I was in second grade. My two friends, Bethany and Daniel, and I were bored out of our MINDS waiting for our parents after church. We decided to play tag in the nursery room with various things being “base”. We had probably played at least ten rounds (seriously, our parents were talking FOREVER) when one of them suggested that we use the window as base. At one point, Daniel was guarding Bethany for what seemed like forever (apparently I wasn’t good at assessing time at that age…or just really impatient) and I was getting bored. I decided to bust it from where I was and to head towards the window. Daniel was close and if I didn’t run fast then I’d for sure be caught. The problem with getting caught? Hellooo, I’d get cooties ALL OVER ME. We couldn’t have that. So, fists clenched, I ran as fast as I could.

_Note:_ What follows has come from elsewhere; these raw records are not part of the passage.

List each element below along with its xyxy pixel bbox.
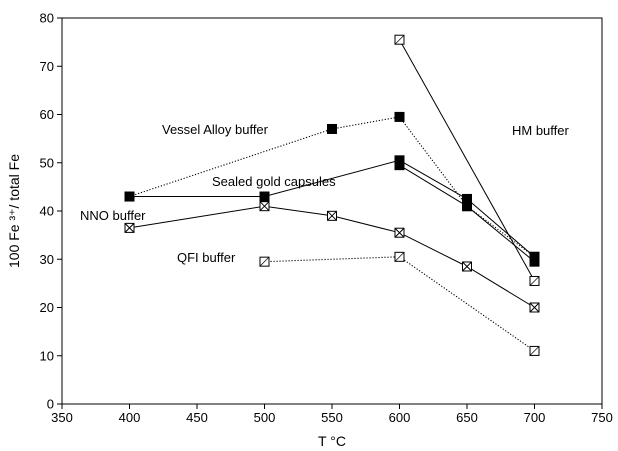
data-point-filled-square	[327, 123, 337, 134]
marker-slash	[529, 276, 540, 286]
data-point-open-square	[394, 34, 405, 45]
data-point-crossed-square	[124, 222, 135, 233]
x-axis-title: T °C	[318, 433, 346, 449]
y-tick-label: 80	[40, 11, 54, 26]
x-tick-label: 450	[186, 410, 208, 425]
x-tick-label: 650	[456, 410, 478, 425]
marker-cross	[462, 261, 472, 272]
x-tick-label: 400	[119, 410, 141, 425]
series	[129, 39, 535, 352]
annotation-vessel-alloy-buffer: Vessel Alloy buffer	[162, 122, 269, 137]
markers	[124, 34, 540, 356]
x-tick-label: 700	[524, 410, 546, 425]
x-tick-label: 750	[591, 410, 613, 425]
y-tick-label: 70	[40, 59, 54, 74]
y-tick-label: 20	[40, 300, 54, 315]
x-tick-label: 550	[321, 410, 343, 425]
marker-cross	[394, 227, 405, 238]
data-point-open-square	[529, 275, 540, 286]
annotation-hm-buffer: HM buffer	[512, 123, 570, 138]
marker-square	[259, 191, 270, 202]
series-line-5	[264, 256, 535, 352]
annotation-sealed-gold-capsules: Sealed gold capsules	[212, 174, 336, 189]
y-tick-label: 50	[40, 155, 54, 170]
data-point-crossed-square	[259, 201, 270, 212]
data-point-filled-square	[394, 111, 405, 122]
y-tick-label: 10	[40, 348, 54, 363]
data-point-open-square	[259, 256, 270, 267]
x-tick-label: 350	[51, 410, 73, 425]
data-point-open-square	[394, 251, 405, 262]
marker-cross	[529, 302, 540, 313]
data-point-open-square	[529, 345, 540, 356]
series-line-1	[399, 164, 535, 263]
ticks: 350 400 450 500 550 600 650 700 750 0 10 20 30 40 50 60…	[40, 11, 613, 426]
y-tick-label: 30	[40, 252, 54, 267]
marker-slash	[529, 346, 540, 356]
marker-slash	[394, 34, 405, 45]
marker-cross	[327, 210, 337, 221]
marker-cross	[124, 223, 135, 233]
data-point-crossed-square	[529, 302, 540, 313]
marker-square	[327, 123, 337, 134]
data-point-filled-square	[462, 201, 472, 212]
data-point-filled-square	[529, 251, 540, 262]
annotation-qfi-buffer: QFI buffer	[177, 250, 236, 265]
data-point-crossed-square	[394, 227, 405, 238]
x-tick-label: 600	[389, 410, 411, 425]
annotation-nno-buffer: NNO buffer	[80, 208, 146, 223]
marker-square	[462, 201, 472, 212]
data-point-crossed-square	[462, 261, 472, 272]
y-tick-label: 60	[40, 107, 54, 122]
marker-square	[529, 251, 540, 262]
data-point-crossed-square	[327, 210, 337, 221]
marker-square	[394, 160, 405, 171]
y-tick-label: 40	[40, 204, 54, 219]
marker-square	[394, 111, 405, 122]
series-line-3	[129, 205, 535, 308]
data-point-filled-square	[124, 191, 135, 202]
data-point-filled-square	[394, 160, 405, 171]
marker-cross	[259, 201, 270, 212]
series-line-4	[399, 39, 535, 282]
marker-slash	[259, 256, 270, 267]
y-tick-label: 0	[47, 397, 54, 412]
y-axis-title: 100 Fe ³⁺/ total Fe	[6, 154, 22, 268]
data-point-filled-square	[259, 191, 270, 202]
x-tick-label: 500	[254, 410, 276, 425]
marker-square	[124, 191, 135, 202]
labels: T °C 100 Fe ³⁺/ total Fe Vessel Alloy bu…	[6, 122, 570, 449]
marker-slash	[394, 252, 405, 262]
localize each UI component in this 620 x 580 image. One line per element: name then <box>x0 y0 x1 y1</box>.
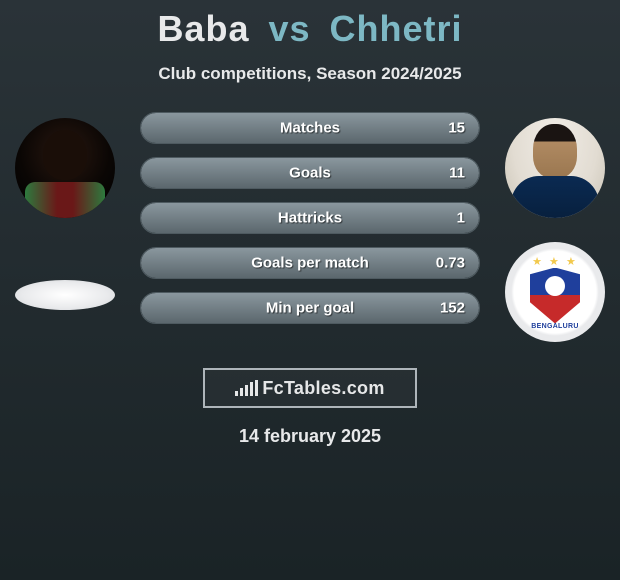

I reached the window, flung my right hand towards it for safety and instead of releasing my fist, I kept it going…through the window.   
I was in shock from that moment on.  
 
I remember walking out of the room and standing in the doorway watching the blood drip. I remember the pastor’s 4 year old son asking me if I had a “boo boo” and if he could kiss it. Still in shock, my lack of response had him scampering off. It felt like forever that I was standing there (seriously, what were those two doing in there besides NOT coming to my rescue?)…until it all kicked in and I screamed bloody murder. An ambulance had to be called as I was losing quite a bit of blood. I remember riding in the back of the ambulance. I remember everything going fuzzy as I went into surgery. I remember the dryness of my throat as I woke up. I remember those few days in the hospital. I ESPECIALLY remember the utter and ridiculous pain of them taking out my stitches a few weeks later (still bitter about that).     
Growing up, I learned a lot through that experience. I learned my left and right by looking at my wrists (scar = right. No scar = left. Confession: I still do that to this day). I learned that playing with glass is a big no-no, especially when the game involves running full force towards glass (how was I not a child prodigy?).    
Every day, I see those scars and remember. It’s a reminder of a traumatic experience. It’s a reminder of pain.  
I have more than physical scars from my life. We all do.  And we can all choose what those scars mean. They can be something we learn from (ie. don’t run towards glass) or we can keep repeating them. We can choose to heal from them or we can keep ripping off the scabs.
As cheesy as it sounds, when I walked to the ambulance that night, I remember this feeling of peace and calm come over me. I knew at that moment that God was in control and that everything would be ok.  And that truth hasn’t changed. In all of my scarring moments throughout my life, He’s been there.
He’s there in the hurt.  He’s there in the pain.  He doesn’t leave.